No time to waste, crouch, run to the watertank. I glance around for possible witnesses, pull out the sniper rifle, start to set it up.
“I’m in position.”
”Do you have line-of-sight?”
”Affirmative.”
”Witnesses?”
”Negative.”
”Engage target.”
I have him in my cross-hairs. He’s not very stable or still, but few targets ever are. I narrow my eyes, finger on the trigger.
Hesitation. How can they be sure? He’s just a little kid. I’ve read the histories (I’m an assassin, not a savage), and even I can see he doesn’t bear any of the hallmarks of the evil foretold. What if they’re wrong? Can I really do this? Have I sunk so low?
He grows still, sits up, head perfectly in the crosshairs, looking pensive, strangely calm.
And then he looks at me, ominously.
This is impossible. I couldn’t possibly be in view, and even if I was, how could he possibly know what I meant to him?
And yet, he sits, perfectly poised on the grass, and looks straight at me, making eye contact through my scope, as if he sees into me. This is insane.
I pause, strangely mesmerised. How could I possibly hurt him? Is this a Sign?
“What are you doing? Take the shot!”
But my finger is frozen on the trigger, I’m looking straight into the little boy’s green eyes.
And the little boy suddenly grins, raises his left hand and points right at me.
And without taking my eyes off his, I see peripherally his mother look up without seeing me, feeling something amiss and rushing in to grab her son.
She starts to lifts him, starts walking to the tree-line beyond line-of-sight.
I’m transfixed, still holding eye-contact with the little boy in his mother’s arms, frozen.
I can’t do it. I don’t know why. Maybe because he’s a little boy? Maybe it’s me? Maybe it’s his eyes?
And then as she approaches the treeline, the little boy suddenly stops grinning and breaks eye contact, and I wake up at once.
“…hell are you doing?! Take the shot! Take the shot! Take the damned shot, in the name of God and all that is Holy!”, I hear her voice scream, hoarse, in my ears.
I don’t know what happened, my window of opportunity is nearly up. I blink twice, aim once again for the boy’s head at his mother’s breast, and fire at once.
I miss.
Well, not quite. Just as I fire, the little boy turns his head to look at me once again, smiling, and my bullet grazes the right side of his face, shredding his eye in a small sputter of blood and lodges itself in his mother’s chest in a large sputter of blood.

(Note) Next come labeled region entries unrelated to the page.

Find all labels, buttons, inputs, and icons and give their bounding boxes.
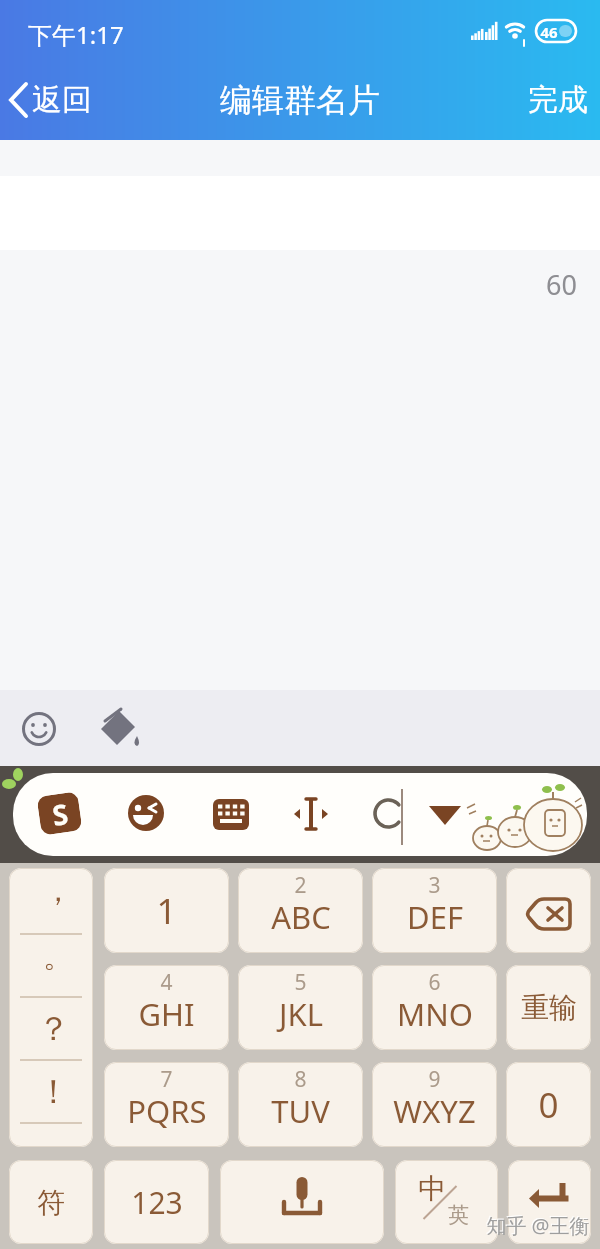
button[interactable]	[508, 1160, 591, 1244]
staticText: 2	[294, 871, 307, 900]
staticText: ，	[43, 872, 73, 910]
button[interactable]: 3	[372, 868, 497, 953]
staticText: WXYZ	[393, 1090, 476, 1132]
staticText: 下午1:17	[28, 18, 124, 51]
staticText: 7	[160, 1065, 173, 1094]
staticText: 返回	[32, 81, 92, 119]
staticText: 60	[546, 266, 577, 303]
staticText: 1	[156, 887, 177, 935]
staticText: S	[50, 794, 71, 834]
staticText: 3	[428, 871, 441, 900]
button[interactable]: 6	[372, 965, 497, 1050]
button[interactable]: 7	[104, 1062, 229, 1147]
button[interactable]: 9	[372, 1062, 497, 1147]
button[interactable]: ，	[9, 868, 93, 1147]
staticText: 46	[540, 22, 558, 42]
staticText: JKL	[279, 993, 323, 1035]
button[interactable]	[506, 868, 591, 953]
button[interactable]	[220, 1160, 384, 1244]
button[interactable]: 中	[395, 1160, 498, 1244]
button[interactable]: 4	[104, 965, 229, 1050]
staticText: 9	[428, 1065, 441, 1094]
button[interactable]: 123	[104, 1160, 209, 1244]
staticText: 5	[294, 968, 307, 997]
button[interactable]: S	[36, 791, 82, 836]
staticText: ABC	[271, 896, 331, 938]
staticText: 重输	[521, 990, 577, 1025]
button[interactable]	[291, 797, 331, 832]
staticText: 知乎 @王衡	[485, 1211, 589, 1238]
staticText: 4	[160, 968, 173, 997]
button[interactable]	[213, 799, 249, 830]
button[interactable]: 2	[238, 868, 363, 953]
staticText: 8	[294, 1065, 307, 1094]
staticText: ？	[37, 1008, 70, 1050]
staticText: 中	[418, 1171, 446, 1206]
button[interactable]: 1	[104, 868, 229, 953]
button[interactable]: 5	[238, 965, 363, 1050]
staticText: 英	[448, 1202, 469, 1228]
staticText: 0	[538, 1081, 559, 1129]
staticText: 知乎 @王衡	[486, 1212, 590, 1239]
staticText: MNO	[397, 993, 473, 1035]
staticText: GHI	[138, 993, 195, 1035]
staticText: 6	[428, 968, 441, 997]
button[interactable]	[16, 706, 64, 754]
button[interactable]: 返回	[4, 74, 94, 126]
staticText: PQRS	[127, 1090, 207, 1132]
staticText: DEF	[407, 896, 463, 938]
staticText: ！	[37, 1071, 70, 1113]
button[interactable]: 完成	[516, 74, 600, 126]
staticText: 编辑群名片	[220, 80, 380, 120]
button[interactable]	[427, 804, 463, 828]
button[interactable]: 0	[506, 1062, 591, 1147]
staticText: 123	[131, 1182, 183, 1223]
staticText: 。	[43, 938, 73, 976]
staticText: 完成	[528, 81, 588, 119]
button[interactable]	[127, 794, 165, 832]
staticText: TUV	[271, 1090, 330, 1132]
button[interactable]: 重输	[506, 965, 591, 1050]
button[interactable]: 8	[238, 1062, 363, 1147]
staticText: 符	[37, 1185, 65, 1220]
button[interactable]	[96, 702, 144, 750]
button[interactable]: 符	[9, 1160, 93, 1244]
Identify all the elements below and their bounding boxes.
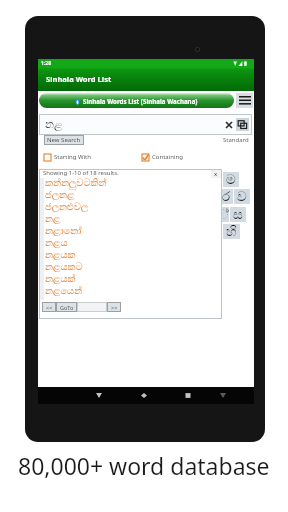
button[interactable]: ර bbox=[220, 189, 233, 204]
button[interactable]: Home bbox=[135, 387, 152, 404]
staticText: නළ bbox=[45, 214, 61, 224]
button[interactable]: නළය bbox=[39, 237, 222, 249]
button[interactable]: නළ bbox=[39, 213, 222, 225]
button[interactable]: Menu bbox=[236, 93, 253, 108]
staticText: ම bbox=[226, 173, 236, 187]
staticText: 1:28 bbox=[41, 60, 51, 67]
staticText: නළයකට bbox=[45, 262, 83, 272]
staticText: << bbox=[46, 304, 53, 311]
staticText: >> bbox=[111, 304, 118, 311]
button[interactable]: >> bbox=[107, 302, 121, 312]
button[interactable]: ස bbox=[230, 207, 246, 222]
button[interactable]: නළයක් bbox=[39, 273, 222, 285]
button[interactable]: Containing bbox=[142, 153, 183, 161]
button[interactable]: නළානෝ bbox=[39, 225, 222, 237]
button[interactable]: ම bbox=[223, 172, 239, 187]
button[interactable]: Starting With bbox=[44, 153, 91, 161]
button[interactable]: Close results bbox=[211, 169, 221, 178]
button[interactable]: ව bbox=[234, 189, 250, 204]
staticText: Standard bbox=[223, 136, 249, 144]
staticText: ජලනළුවල bbox=[45, 202, 89, 212]
button[interactable]: Open keyboard bbox=[236, 118, 249, 131]
staticText: Sinhala Word List bbox=[46, 74, 112, 84]
staticText: New Search bbox=[47, 136, 81, 144]
button[interactable]: << bbox=[42, 302, 56, 312]
button[interactable]: Back bbox=[90, 387, 107, 404]
staticText: නළය bbox=[45, 238, 68, 248]
staticText: Showing 1-10 of 18 results. bbox=[43, 169, 119, 177]
button[interactable]: කන්නලුවටකින් bbox=[39, 177, 222, 189]
button[interactable]: Sinhala Words List (Sinhala Wachana) bbox=[39, 93, 234, 108]
staticText: නළයක් bbox=[45, 274, 76, 284]
button[interactable]: නළයකට bbox=[39, 261, 222, 273]
staticText: ස bbox=[233, 208, 243, 222]
staticText: හි bbox=[226, 225, 237, 239]
button[interactable]: ් bbox=[217, 207, 229, 222]
staticText: නළ bbox=[45, 119, 63, 130]
staticText: ර bbox=[222, 190, 231, 204]
button[interactable]: Recents bbox=[179, 387, 196, 404]
button[interactable]: ජලනළුවල bbox=[39, 201, 222, 213]
staticText: නළානෝ bbox=[45, 226, 82, 236]
staticText: GoTo bbox=[60, 304, 74, 311]
staticText: Containing bbox=[152, 153, 183, 161]
button[interactable]: නළයෙන් bbox=[39, 285, 222, 297]
button[interactable]: නළයක bbox=[39, 249, 222, 261]
button[interactable]: GoTo bbox=[56, 302, 77, 312]
staticText: ් bbox=[218, 208, 229, 222]
staticText: 80,000+ word database bbox=[18, 450, 270, 481]
button[interactable]: Hide keyboard bbox=[214, 387, 231, 404]
button[interactable]: ජලනළ bbox=[39, 189, 222, 201]
staticText: ජලනළ bbox=[45, 190, 75, 200]
staticText: ව bbox=[237, 190, 247, 204]
staticText: නළයෙන් bbox=[45, 286, 83, 296]
staticText: Sinhala Words List (Sinhala Wachana) bbox=[83, 97, 198, 105]
button[interactable]: Clear text bbox=[222, 118, 235, 131]
staticText: නළයක bbox=[45, 250, 76, 260]
button[interactable]: හි bbox=[223, 224, 240, 239]
staticText: කන්නලුවටකින් bbox=[45, 178, 107, 188]
staticText: x bbox=[214, 170, 218, 178]
staticText: Starting With bbox=[54, 153, 91, 161]
button[interactable]: New Search bbox=[47, 135, 81, 145]
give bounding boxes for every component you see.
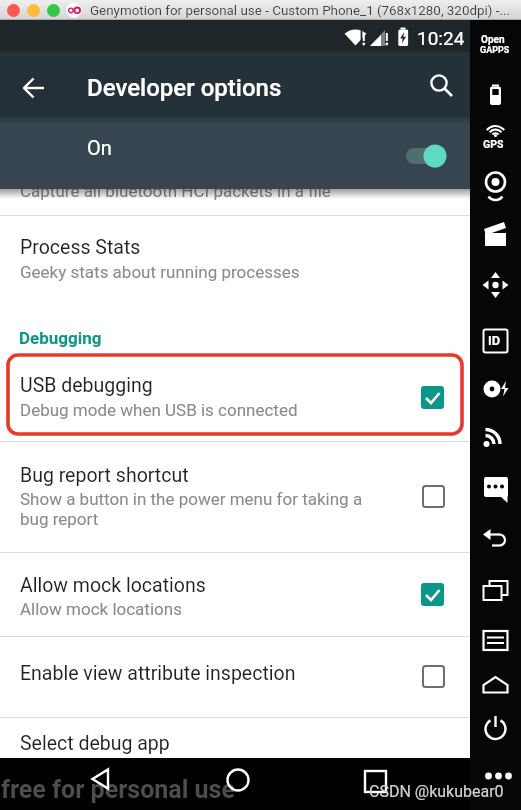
staticText: Geeky stats about running processes (20, 262, 300, 282)
button[interactable] (424, 66, 464, 106)
staticText: free for personal use (1, 775, 235, 804)
button[interactable] (0, 553, 470, 636)
staticText: GPS (483, 138, 504, 150)
button[interactable] (422, 485, 445, 508)
button[interactable] (422, 665, 445, 688)
button[interactable] (474, 264, 517, 306)
button[interactable] (474, 466, 517, 508)
staticText: bug report (20, 509, 99, 529)
staticText: USB debugging (20, 374, 153, 397)
button[interactable] (27, 4, 40, 17)
staticText: GAPPS (480, 45, 510, 56)
button[interactable] (216, 762, 260, 806)
button[interactable] (474, 161, 517, 203)
button[interactable] (0, 216, 470, 310)
staticText: Enable view attribute inspection (20, 662, 296, 685)
button[interactable] (12, 66, 56, 110)
button[interactable] (0, 637, 470, 717)
button[interactable] (47, 4, 60, 17)
button[interactable] (7, 4, 20, 17)
button[interactable] (474, 708, 517, 750)
button[interactable] (421, 583, 444, 606)
button[interactable] (398, 138, 450, 174)
staticText: Process Stats (20, 236, 141, 259)
button[interactable] (0, 442, 470, 552)
button[interactable] (474, 514, 517, 556)
button[interactable] (421, 386, 444, 409)
staticText: On (87, 136, 112, 159)
staticText: Debugging (19, 328, 102, 348)
staticText: ID (488, 333, 501, 348)
staticText: CSDN @kukubear0 (369, 782, 504, 801)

Pandemonium breaks loose, people screaming, running all over. The father runs to grab the child crying atop his slain mother’s body behind the treeline. I don’t have a clear shot any more.
“Keep shooting! He cannot leave alive!”
The father is beside himself, in shock, holding the boy in one arm and his wife in the other, dragging them along the ground for cover. I realise it doesn’t matter if I have to slaughter the whole family, I cannot fail.
I grunt and continue hammering away at the treeline like the vengeance of God Himself.
The father falls in the chaos, chest exploding in a crimson shower drenching his one-eyed little boy.
The little boy is strangely calm, has a bloody hand gripped over his bloody face, and as if he’s always expected this, swiftly backs away to the shadows, lost to posterity.
I’m breathing heavy. I’ve failed. But even more, I realise with horror that I’ve succeeded. The man with one eye will return.
And as I sit there, dumbfounded, I see for the first time my purpose in God’s Plan. I’m here to kick it all off. The Prophecy is true. She was right all along.
And with a nervous horror that sinks in my stomach like a stone, I chuckle and recognise the folly of thinking one could possibly subvert destiny.
No.
Destiny subverts you.
"So we intended that their Lord should replace him with one better in purity and nearer to mercy." — Quran 18:81
This is so good. Thank you for sharing.
Very good story Sidi. Thanks for writing! Have you got a novel or a short story collection in the works?